Concepts to Consider
Any treatment for varicose veins can ‘fail’. Since there is no “cure”, how can your venous condition best be managed?  Twenty-five percent of all vein surgeries are done for recurrent varicose veins following a first vein surgery. Unfortunately, these “re-do” surgeries are clinically unsatisfactory in a majority of cases. Third surgeries are not recommended. At least 20% of our patients have already failed surgery, one or more times.

Endovenous laser ablation techniques are becoming a popular alternative to surgery. The “goal” of these treatments, ablation of the proximal great and/or small saphenous vein, is important. But this is limited and fails to address the global picture of venous disease. Nevertheless, the negative data available regarding stripping surgery, and early data in support of thermal ablation techniques, suggest thermal ablation is superior to stripping. Most patients undergoing laser ablation do require additional sclerotherapy to control the extent of his/her vein disease.

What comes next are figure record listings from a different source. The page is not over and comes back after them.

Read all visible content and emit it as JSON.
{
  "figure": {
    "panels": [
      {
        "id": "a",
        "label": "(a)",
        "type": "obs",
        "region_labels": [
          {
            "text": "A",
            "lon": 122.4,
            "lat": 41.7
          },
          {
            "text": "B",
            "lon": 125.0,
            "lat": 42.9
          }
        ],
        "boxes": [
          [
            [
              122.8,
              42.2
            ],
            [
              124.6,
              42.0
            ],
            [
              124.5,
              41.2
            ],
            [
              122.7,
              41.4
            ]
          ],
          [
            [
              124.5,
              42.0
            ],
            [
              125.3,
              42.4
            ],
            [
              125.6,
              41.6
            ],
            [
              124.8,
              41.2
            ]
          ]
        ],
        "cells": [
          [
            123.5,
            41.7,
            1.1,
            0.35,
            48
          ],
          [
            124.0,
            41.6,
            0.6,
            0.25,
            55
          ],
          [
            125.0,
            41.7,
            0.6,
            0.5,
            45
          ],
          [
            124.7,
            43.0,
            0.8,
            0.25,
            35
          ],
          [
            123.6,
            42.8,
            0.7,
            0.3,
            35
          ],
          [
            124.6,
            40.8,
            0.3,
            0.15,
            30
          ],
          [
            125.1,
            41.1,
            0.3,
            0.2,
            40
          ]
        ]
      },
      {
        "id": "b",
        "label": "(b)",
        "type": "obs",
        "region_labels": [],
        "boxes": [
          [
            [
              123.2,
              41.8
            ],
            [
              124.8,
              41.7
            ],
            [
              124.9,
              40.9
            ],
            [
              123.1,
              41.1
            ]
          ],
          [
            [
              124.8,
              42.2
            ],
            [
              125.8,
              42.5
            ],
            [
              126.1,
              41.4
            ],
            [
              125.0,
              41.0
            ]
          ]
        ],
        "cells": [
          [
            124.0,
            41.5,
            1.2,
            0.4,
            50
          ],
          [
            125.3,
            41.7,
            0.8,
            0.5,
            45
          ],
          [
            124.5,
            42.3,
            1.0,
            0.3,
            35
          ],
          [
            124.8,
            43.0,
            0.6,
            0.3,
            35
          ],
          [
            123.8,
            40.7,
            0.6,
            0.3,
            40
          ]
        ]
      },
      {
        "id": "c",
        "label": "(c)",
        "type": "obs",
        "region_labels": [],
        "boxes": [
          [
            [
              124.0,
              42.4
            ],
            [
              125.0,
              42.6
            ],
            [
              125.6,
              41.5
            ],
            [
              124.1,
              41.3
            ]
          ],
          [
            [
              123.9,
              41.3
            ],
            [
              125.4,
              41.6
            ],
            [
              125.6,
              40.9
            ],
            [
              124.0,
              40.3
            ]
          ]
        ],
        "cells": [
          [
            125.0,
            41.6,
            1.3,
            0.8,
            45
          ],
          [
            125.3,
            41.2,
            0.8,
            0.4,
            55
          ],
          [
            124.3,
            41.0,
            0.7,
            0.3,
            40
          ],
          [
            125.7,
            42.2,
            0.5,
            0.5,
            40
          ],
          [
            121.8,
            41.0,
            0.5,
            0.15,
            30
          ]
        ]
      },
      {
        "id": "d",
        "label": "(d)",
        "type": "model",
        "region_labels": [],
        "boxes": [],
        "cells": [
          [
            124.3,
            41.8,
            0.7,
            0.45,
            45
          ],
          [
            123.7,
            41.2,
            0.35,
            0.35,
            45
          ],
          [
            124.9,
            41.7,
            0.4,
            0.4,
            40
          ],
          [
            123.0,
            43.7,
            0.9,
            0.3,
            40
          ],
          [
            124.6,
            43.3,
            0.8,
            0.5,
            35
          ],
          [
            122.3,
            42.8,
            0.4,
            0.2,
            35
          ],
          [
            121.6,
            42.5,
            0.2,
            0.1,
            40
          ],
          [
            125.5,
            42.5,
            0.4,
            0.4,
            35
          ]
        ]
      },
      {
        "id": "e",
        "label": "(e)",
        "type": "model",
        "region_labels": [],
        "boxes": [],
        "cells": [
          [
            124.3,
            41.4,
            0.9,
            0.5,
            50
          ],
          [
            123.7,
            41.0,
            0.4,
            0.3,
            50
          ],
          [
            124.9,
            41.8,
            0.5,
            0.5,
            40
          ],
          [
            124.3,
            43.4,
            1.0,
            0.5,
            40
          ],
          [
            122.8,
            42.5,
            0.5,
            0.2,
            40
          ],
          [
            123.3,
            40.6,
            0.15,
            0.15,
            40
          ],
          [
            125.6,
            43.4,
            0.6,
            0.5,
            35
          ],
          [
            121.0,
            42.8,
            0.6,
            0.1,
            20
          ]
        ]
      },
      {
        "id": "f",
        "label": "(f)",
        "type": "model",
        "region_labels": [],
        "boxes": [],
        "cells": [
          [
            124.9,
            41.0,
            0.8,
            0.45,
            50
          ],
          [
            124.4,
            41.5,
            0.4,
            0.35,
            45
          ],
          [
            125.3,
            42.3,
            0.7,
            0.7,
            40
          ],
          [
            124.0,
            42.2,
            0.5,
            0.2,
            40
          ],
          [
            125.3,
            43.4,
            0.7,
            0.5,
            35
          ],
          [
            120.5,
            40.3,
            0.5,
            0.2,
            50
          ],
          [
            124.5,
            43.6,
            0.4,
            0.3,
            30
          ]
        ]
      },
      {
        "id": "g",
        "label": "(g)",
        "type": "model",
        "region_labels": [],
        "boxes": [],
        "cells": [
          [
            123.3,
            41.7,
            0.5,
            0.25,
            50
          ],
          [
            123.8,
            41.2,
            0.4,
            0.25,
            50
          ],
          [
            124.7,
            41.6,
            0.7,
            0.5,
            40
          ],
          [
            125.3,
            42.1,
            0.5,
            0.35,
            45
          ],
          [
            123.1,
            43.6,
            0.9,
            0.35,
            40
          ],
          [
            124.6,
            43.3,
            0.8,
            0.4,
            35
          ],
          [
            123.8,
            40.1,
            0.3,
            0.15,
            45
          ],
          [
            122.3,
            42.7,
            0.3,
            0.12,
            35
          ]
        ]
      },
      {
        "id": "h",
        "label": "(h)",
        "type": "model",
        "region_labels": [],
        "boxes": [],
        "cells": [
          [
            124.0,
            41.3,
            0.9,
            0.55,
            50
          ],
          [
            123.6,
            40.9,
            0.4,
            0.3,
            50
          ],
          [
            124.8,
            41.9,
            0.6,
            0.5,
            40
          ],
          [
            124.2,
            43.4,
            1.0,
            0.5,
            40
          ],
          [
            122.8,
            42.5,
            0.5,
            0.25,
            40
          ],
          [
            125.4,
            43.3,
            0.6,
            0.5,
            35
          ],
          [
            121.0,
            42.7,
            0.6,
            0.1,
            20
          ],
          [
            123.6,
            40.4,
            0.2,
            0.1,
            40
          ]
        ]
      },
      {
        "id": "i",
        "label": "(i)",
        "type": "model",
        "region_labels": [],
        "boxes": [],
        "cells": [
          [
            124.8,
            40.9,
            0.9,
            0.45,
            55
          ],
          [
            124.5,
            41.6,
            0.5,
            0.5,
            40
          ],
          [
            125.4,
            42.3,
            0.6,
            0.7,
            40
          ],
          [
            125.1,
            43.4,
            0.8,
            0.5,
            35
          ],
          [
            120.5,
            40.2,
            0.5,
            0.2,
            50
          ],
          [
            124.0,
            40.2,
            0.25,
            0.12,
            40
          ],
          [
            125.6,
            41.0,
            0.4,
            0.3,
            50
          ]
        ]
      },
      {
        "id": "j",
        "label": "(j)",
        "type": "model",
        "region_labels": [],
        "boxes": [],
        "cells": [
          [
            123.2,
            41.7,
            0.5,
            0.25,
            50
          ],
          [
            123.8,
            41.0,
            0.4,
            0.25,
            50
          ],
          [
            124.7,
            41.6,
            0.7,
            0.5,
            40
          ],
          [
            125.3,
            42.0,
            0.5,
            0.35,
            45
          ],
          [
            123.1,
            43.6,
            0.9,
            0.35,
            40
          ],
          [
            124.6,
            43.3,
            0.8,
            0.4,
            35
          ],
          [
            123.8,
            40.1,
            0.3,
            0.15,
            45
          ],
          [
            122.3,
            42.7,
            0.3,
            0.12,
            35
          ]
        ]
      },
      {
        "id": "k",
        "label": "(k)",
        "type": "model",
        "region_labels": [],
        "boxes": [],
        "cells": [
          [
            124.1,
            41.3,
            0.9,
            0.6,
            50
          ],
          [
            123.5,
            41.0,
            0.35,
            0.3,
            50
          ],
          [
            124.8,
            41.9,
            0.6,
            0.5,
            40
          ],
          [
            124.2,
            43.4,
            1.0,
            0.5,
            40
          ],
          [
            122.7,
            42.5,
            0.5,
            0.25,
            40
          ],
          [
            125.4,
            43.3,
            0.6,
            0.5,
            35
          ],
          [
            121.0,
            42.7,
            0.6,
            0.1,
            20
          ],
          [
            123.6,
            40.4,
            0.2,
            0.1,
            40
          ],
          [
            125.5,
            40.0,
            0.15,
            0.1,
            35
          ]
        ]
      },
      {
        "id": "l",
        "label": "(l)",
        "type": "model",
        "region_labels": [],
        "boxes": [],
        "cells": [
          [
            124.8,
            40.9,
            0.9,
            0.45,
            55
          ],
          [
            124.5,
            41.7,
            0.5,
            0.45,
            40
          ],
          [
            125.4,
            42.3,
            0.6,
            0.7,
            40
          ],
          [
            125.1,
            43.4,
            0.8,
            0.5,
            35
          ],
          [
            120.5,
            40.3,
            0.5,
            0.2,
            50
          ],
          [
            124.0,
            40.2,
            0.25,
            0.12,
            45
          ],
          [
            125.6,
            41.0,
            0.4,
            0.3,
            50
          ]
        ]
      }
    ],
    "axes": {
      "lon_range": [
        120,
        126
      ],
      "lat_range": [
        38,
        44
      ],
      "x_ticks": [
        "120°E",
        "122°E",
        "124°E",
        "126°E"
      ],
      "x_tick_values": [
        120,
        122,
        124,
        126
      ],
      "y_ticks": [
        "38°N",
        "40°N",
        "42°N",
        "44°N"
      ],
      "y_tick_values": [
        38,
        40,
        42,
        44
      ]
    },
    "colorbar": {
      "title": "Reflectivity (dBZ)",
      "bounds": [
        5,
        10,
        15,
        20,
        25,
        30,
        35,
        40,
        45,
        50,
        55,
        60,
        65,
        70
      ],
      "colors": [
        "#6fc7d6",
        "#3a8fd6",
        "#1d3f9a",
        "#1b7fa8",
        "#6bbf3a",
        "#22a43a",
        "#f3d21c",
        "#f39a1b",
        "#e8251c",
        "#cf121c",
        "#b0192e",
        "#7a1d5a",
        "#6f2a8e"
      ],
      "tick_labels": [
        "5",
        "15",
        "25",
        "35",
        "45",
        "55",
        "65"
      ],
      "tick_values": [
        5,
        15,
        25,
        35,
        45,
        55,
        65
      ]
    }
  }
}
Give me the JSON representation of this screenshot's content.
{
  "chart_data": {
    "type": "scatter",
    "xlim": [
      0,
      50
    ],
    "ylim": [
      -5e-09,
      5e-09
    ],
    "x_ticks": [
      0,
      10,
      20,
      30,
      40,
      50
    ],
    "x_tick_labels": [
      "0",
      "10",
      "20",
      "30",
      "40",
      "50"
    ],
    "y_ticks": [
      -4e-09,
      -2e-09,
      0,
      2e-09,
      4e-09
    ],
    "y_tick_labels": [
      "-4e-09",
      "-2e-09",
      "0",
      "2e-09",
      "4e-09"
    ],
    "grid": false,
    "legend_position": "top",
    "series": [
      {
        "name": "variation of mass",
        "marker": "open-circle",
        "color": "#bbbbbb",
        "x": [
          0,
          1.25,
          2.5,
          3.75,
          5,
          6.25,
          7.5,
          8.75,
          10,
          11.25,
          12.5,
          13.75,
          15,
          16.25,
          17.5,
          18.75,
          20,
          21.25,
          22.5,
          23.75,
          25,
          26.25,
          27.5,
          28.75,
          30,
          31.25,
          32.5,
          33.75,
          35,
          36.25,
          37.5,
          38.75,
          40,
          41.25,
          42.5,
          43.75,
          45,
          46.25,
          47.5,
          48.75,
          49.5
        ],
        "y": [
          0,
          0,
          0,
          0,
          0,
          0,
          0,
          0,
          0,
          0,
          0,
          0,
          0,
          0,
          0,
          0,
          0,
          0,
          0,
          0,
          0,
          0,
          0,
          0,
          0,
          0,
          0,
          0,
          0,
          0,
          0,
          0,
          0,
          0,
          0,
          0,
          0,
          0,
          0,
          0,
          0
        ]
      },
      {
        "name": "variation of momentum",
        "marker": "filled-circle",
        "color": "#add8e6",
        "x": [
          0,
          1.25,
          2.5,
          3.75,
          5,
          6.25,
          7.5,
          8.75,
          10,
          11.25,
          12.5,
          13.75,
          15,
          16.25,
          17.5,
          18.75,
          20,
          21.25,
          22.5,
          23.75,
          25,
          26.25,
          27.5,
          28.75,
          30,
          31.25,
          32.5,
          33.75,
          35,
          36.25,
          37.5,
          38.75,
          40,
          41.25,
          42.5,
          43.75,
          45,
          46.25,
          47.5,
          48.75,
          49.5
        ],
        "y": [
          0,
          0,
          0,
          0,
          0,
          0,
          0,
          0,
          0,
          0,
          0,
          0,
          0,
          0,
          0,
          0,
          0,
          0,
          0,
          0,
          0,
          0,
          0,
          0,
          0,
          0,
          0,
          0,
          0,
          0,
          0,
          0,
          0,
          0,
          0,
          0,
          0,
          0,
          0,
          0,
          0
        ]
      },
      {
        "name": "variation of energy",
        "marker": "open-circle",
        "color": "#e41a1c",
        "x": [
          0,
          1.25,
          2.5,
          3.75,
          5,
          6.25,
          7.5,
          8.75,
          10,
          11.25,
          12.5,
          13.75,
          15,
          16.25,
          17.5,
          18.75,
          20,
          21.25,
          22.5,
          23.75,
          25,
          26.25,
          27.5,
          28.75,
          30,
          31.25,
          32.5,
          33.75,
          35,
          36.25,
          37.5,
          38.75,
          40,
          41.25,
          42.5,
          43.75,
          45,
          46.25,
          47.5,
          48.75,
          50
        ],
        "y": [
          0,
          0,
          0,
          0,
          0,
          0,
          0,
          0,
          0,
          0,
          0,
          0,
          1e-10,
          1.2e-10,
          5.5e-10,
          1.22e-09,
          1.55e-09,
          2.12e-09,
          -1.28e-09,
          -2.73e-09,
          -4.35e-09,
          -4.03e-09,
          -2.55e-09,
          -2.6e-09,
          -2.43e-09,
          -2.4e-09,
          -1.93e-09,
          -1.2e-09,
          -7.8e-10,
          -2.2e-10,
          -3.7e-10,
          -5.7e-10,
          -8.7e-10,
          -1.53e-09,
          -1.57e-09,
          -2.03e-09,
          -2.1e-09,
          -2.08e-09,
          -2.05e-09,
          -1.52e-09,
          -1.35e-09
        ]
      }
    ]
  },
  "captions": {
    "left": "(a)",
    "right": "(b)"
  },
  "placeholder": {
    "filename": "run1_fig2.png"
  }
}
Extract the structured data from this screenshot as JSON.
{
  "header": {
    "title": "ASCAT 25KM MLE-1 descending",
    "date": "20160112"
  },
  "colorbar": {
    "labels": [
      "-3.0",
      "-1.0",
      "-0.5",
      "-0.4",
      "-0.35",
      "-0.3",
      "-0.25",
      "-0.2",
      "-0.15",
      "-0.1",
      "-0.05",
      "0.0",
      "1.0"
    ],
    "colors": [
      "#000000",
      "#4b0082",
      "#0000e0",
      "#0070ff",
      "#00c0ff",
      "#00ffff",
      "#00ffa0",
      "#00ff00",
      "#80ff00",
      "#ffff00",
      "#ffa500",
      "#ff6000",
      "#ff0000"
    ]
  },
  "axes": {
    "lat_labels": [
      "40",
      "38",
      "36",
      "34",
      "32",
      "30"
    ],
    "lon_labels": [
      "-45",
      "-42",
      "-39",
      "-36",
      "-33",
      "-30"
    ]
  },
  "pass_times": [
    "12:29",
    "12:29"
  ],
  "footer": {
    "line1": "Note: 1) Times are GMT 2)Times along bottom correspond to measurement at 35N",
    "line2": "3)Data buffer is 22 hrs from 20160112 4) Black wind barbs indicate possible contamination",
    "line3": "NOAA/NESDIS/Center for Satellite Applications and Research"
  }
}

Traditional sclerotherapy is the type of sclerotherapy with which most American surgeons are familiar. Therefore, they often advise patients that our treatment will not work, without understanding our highly advanced diagnostics and treatment. Such information is misleading, if not unethical. Our treatment protocol (COMPASS) is extremely effective, even for the most severe venous disease. The best scientific study published to date supports the true efficacy of ultrasound-guided sclerotherapy. Failure rates at 10 years for ambulatory phlebectomy, or ligation and stripping surgery, are 30% and 42% respectively, with ultrasound-guided sclerotherapy failure rates reported as 8% at 10 years.

REVAS studies (Recurrent Varicosities After Surgery) reveal the true limitations of surgery.       The most recent and thorough evidence regarding surgical failures identifies 20 to 80% failure rates at 5-year evaluation.    No other traditional surgery has such poor results.

Finally, please understand: Our treatment is not a cosmetic treatment! It is considered a reconstructive treatment designed to correct a very complex haemodynamic “problem”. In achieving that goal, the circulatory health of the leg is restored, and most often a significant cosmetic result is achieved. However, cosmetic results cannot be assured for every patient.